And then, the Alliance went through the hills. An association called Serenity Now caught the wind of the event and came into droves. They would shower down arrows and bolts of lightning, hell fire. They knocked down the gravediggers, awaited their resurrection, and again murdered them. The attendees tried to fight back but there were fewer. In an instant, the funeral became a battlefield. And in days, a story about the attack spread all over the world, through hearsay on forums and YouTube clips, even a news article here or there.
This was the first impression that it was a preview, allowed in the Player vs Player limits of the game, but contemptible at heart.
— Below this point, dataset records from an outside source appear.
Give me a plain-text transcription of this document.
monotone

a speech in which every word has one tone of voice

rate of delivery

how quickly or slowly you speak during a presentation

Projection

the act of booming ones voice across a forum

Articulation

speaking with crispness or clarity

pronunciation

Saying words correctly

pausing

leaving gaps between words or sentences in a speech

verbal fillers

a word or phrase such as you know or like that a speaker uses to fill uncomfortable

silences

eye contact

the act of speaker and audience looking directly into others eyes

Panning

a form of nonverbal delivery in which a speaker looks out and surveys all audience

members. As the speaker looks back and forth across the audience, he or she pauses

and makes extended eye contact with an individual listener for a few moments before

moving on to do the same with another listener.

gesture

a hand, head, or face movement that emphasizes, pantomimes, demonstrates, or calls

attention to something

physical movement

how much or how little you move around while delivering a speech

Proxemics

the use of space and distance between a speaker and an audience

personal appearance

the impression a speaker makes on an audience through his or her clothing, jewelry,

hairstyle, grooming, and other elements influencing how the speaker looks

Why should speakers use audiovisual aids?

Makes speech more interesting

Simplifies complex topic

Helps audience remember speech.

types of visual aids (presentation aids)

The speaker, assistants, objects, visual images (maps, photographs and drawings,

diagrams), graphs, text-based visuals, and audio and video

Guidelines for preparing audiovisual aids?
But now I wonder if that is what the woman would have wanted. To be part of the oral tradition, myth was debated and debated, remembered and misinterpreted years later. To bring people together, with their love or hardship, somehow. What more could one want from a video game.
But this game has changed. Beyond the floating debris in the Barrens, World of Warcraft redesigned to support less social play. Taking dungeons had meant intense preparation: Kano and I would shout “LFG” (looking for a group) into regional chat forums, repeating over hours until we found others doing the same; traveling together across one or two continents to these forts; and dragging boss after boss, often sweeping out and starting again. The people we found would follow us after that; monsters were difficult to kill and by interrogating together they ensured that there would be fewer deaths. After years of playing, we formed a tight band of friends, all gathered digitally, who would talk about everything from their parents ’divorce to the use of football. When we set up, we congratulated each other as if it were a birthday.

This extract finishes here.